君がいるから
じっとり目を細めてレイを見ていたら、レイの眉間の皺が濃くなる。
「変な顔」
「んなっ!」
こういう言い方とかが、だんだんコウキに見てくるのは、やっぱり重ねて見てしまっているからだろうか。思わずレイの眉間に人差し指の先を強めに押し付ける。
「なっ!」
「レイもここに皺寄せてばっかりいると、若いうちから跡残っても知らないから」
「離せ。触るな」
冷静な口調で言い放ち、顔を背け私の指先から逃げた。この場合、コウキだったらしつこく追い掛け回す所、レイ相手だからとりあえず止めとこうと息を吐き出す。

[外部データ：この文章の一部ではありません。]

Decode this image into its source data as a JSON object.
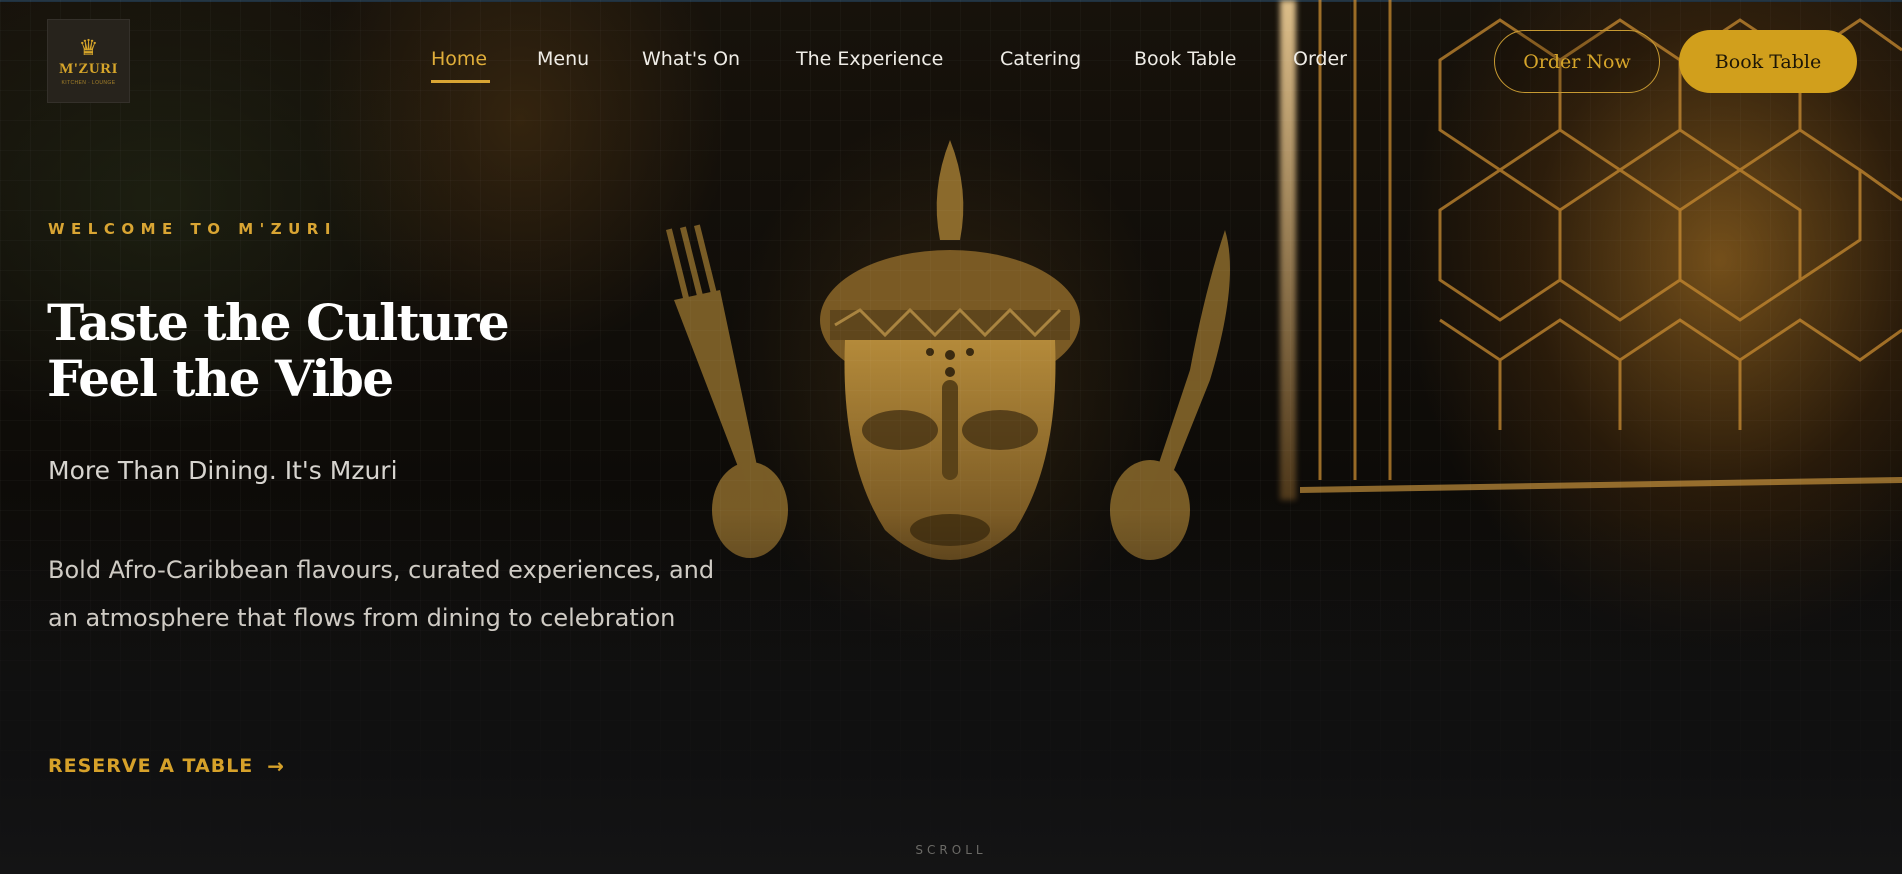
{
  "header": {
    "logo": {
      "name": "M'ZURI",
      "tagline": "KITCHEN · LOUNGE"
    },
    "nav": [
      {
        "label": "Home",
        "active": true
      },
      {
        "label": "Menu"
      },
      {
        "label": "What's On"
      },
      {
        "label": "The Experience"
      },
      {
        "label": "Catering"
      },
      {
        "label": "Book Table"
      },
      {
        "label": "Order"
      }
    ],
    "order_now_label": "Order Now",
    "book_table_label": "Book Table"
  },
  "hero": {
    "eyebrow": "WELCOME TO M'ZURI",
    "headline_line1": "Taste the Culture",
    "headline_line2": "Feel the Vibe",
    "tagline": "More Than Dining. It's Mzuri",
    "description": "Bold Afro-Caribbean flavours, curated experiences, and an atmosphere that flows from dining to celebration",
    "cta_label": "RESERVE A TABLE",
    "cta_arrow_icon": "arrow-right-icon",
    "scroll_label": "SCROLL"
  },
  "colors": {
    "accent": "#d19f1c",
    "accent_text": "#d9a533",
    "background": "#0b0a08"
  }
}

「そうだ、レイ。私この後ジョアンさんと話があるから部屋に戻ってて」
「行く」
「……どこに?」
「あんたと行く」
レイの行動が、やっぱりまったくもって読めない。
「部屋に戻っててくれるかな? その……ジョアンさんと2人で話があるから」
「ジョアンは2人でとは言ってないだろ」
「いや、まぁ、そうだけども」
人差し指で頭を数回撫で、うーん――っと悩む。レイの無表情で碧い瞳が私を見据えている。私は視線から顔を背け、どうしたものかと考えている最中。
「あきな様っ」
通路に少し響いた声、レイの体で隠れた主を確認する為にひょこっと顔を覗かせたら、ジョアンさんが小走りで駆け寄ってくる所だった。少し息を弾ませているジョアンさんに私も小走りで駆け寄る。

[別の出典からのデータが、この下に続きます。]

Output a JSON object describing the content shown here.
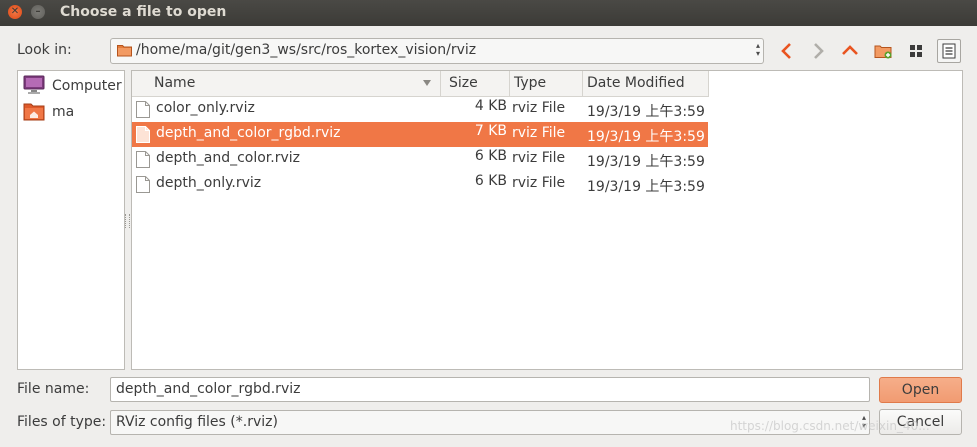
{
  "window": {
    "title": "Choose a file to open",
    "close_glyph": "✕",
    "minimize_glyph": "–"
  },
  "location": {
    "label": "Look in:",
    "path": "/home/ma/git/gen3_ws/src/ros_kortex_vision/rviz"
  },
  "toolbar": {
    "icons": [
      "back-icon",
      "forward-icon",
      "parent-folder-icon",
      "new-folder-icon",
      "grid-view-icon",
      "list-view-icon"
    ]
  },
  "places": [
    {
      "label": "Computer",
      "icon": "computer-icon"
    },
    {
      "label": "ma",
      "icon": "home-folder-icon"
    }
  ],
  "columns": [
    "Name",
    "Size",
    "Type",
    "Date Modified"
  ],
  "files": [
    {
      "name": "color_only.rviz",
      "size": "4 KB",
      "type": "rviz File",
      "date": "19/3/19 上午3:59",
      "selected": false
    },
    {
      "name": "depth_and_color_rgbd.rviz",
      "size": "7 KB",
      "type": "rviz File",
      "date": "19/3/19 上午3:59",
      "selected": true
    },
    {
      "name": "depth_and_color.rviz",
      "size": "6 KB",
      "type": "rviz File",
      "date": "19/3/19 上午3:59",
      "selected": false
    },
    {
      "name": "depth_only.rviz",
      "size": "6 KB",
      "type": "rviz File",
      "date": "19/3/19 上午3:59",
      "selected": false
    }
  ],
  "filename": {
    "label": "File name:",
    "value": "depth_and_color_rgbd.rviz"
  },
  "filetype": {
    "label": "Files of type:",
    "value": "RViz config files (*.rviz)"
  },
  "buttons": {
    "open": "Open",
    "cancel": "Cancel"
  },
  "watermark": "https://blog.csdn.net/weixin_40...",
  "colors": {
    "selection": "#f07746",
    "accent": "#e95420"
  }
}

「はぁはぁ、お待たせしました。歳には敵いませんね……ほんの少し走っただけですのに、息があがってしまうなんて」
「大丈夫ですか!?」
「はい……すみません。はぁはぁ……ふぅ、お待たせしてしまいましたでしょうか?」
「いえ。先ほど終わったばかりでしたから」
「はぁ……それはよかったです」
胸に手を当てて息を整えているジョアンさんが、私の背後へと視線を向ける。その視線を追って振り向く。

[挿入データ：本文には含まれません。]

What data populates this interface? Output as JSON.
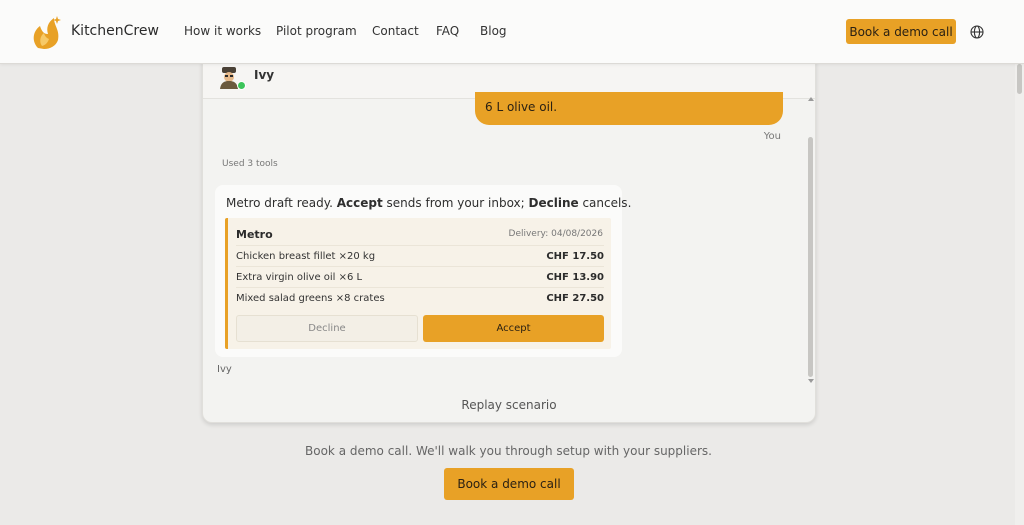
{
  "header": {
    "brand": "KitchenCrew",
    "nav": [
      "How it works",
      "Pilot program",
      "Contact",
      "FAQ",
      "Blog"
    ],
    "cta_label": "Book a demo call",
    "icons": {
      "logo": "chef-logo-icon",
      "globe": "globe-icon"
    }
  },
  "chat": {
    "agent_name": "Ivy",
    "user_message": "6 L olive oil.",
    "user_label": "You",
    "tools_used": "Used 3 tools",
    "agent_message": {
      "part1": "Metro draft ready. ",
      "accept_word": "Accept",
      "part2": " sends from your inbox; ",
      "decline_word": "Decline",
      "part3": " cancels."
    },
    "order": {
      "supplier": "Metro",
      "delivery": "Delivery: 04/08/2026",
      "lines": [
        {
          "name": "Chicken breast fillet ×20 kg",
          "price": "CHF 17.50"
        },
        {
          "name": "Extra virgin olive oil ×6 L",
          "price": "CHF 13.90"
        },
        {
          "name": "Mixed salad greens ×8 crates",
          "price": "CHF 27.50"
        }
      ],
      "decline_label": "Decline",
      "accept_label": "Accept"
    },
    "agent_label": "Ivy",
    "replay_label": "Replay scenario"
  },
  "footer": {
    "text": "Book a demo call. We'll walk you through setup with your suppliers.",
    "cta_label": "Book a demo call"
  },
  "colors": {
    "accent": "#e8a126",
    "online": "#3cc45a",
    "background": "#ebeae8"
  }
}
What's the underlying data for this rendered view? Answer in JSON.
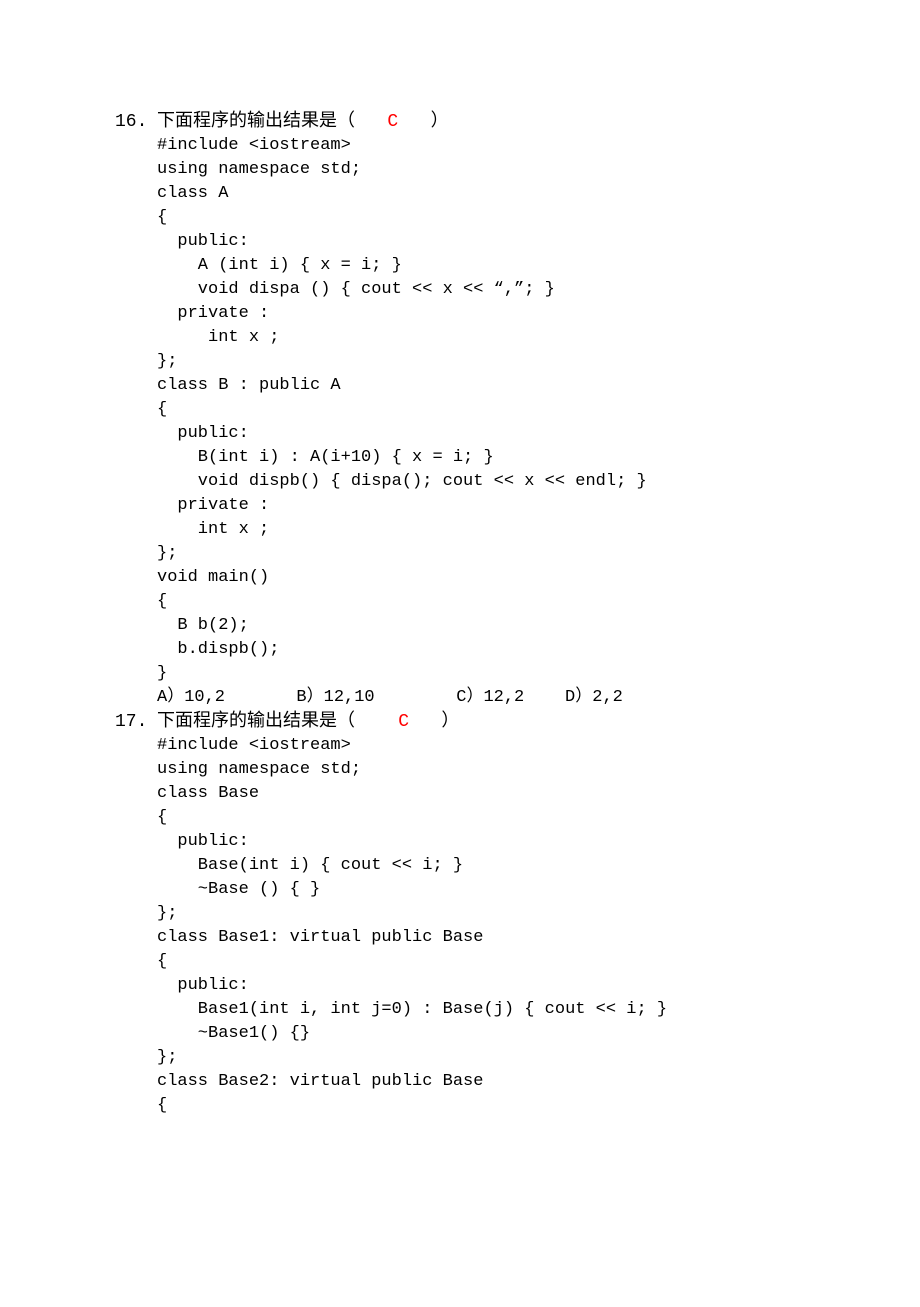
{
  "questions": [
    {
      "number": "16.",
      "stem_prefix": "下面程序的输出结果是（   ",
      "answer": "C",
      "stem_suffix": "   ）",
      "code": "#include <iostream>\nusing namespace std;\nclass A\n{\n  public:\n    A (int i) { x = i; }\n    void dispa () { cout << x << “,”; }\n  private :\n     int x ;\n};\nclass B : public A\n{\n  public:\n    B(int i) : A(i+10) { x = i; }\n    void dispb() { dispa(); cout << x << endl; }\n  private :\n    int x ;\n};\nvoid main()\n{\n  B b(2);\n  b.dispb();\n}",
      "options": "A）10,2       B）12,10        C）12,2    D）2,2"
    },
    {
      "number": "17.",
      "stem_prefix": "下面程序的输出结果是（    ",
      "answer": "C",
      "stem_suffix": "   ）",
      "code": "#include <iostream>\nusing namespace std;\nclass Base\n{\n  public:\n    Base(int i) { cout << i; }\n    ~Base () { }\n};\nclass Base1: virtual public Base\n{\n  public:\n    Base1(int i, int j=0) : Base(j) { cout << i; }\n    ~Base1() {}\n};\nclass Base2: virtual public Base\n{",
      "options": ""
    }
  ]
}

「レイ様はお部屋にお戻りになられますよね。先にお部屋へお送りいたしましょう」
「あの……実は――」
「俺も行く。さっき、これにも言った」
私の言葉を遮って、なおかつ今度はこれ呼ばわりで。同時に、人差し指で示されてしまった。目にして、体からなぜか力が抜けてしまう。
「レイ様、人を指で指したり、これと呼ぶことにジョアンは感心致しません。あきな様に失礼です」
指摘しジョアンさんは鋭い目の表情へと変わった。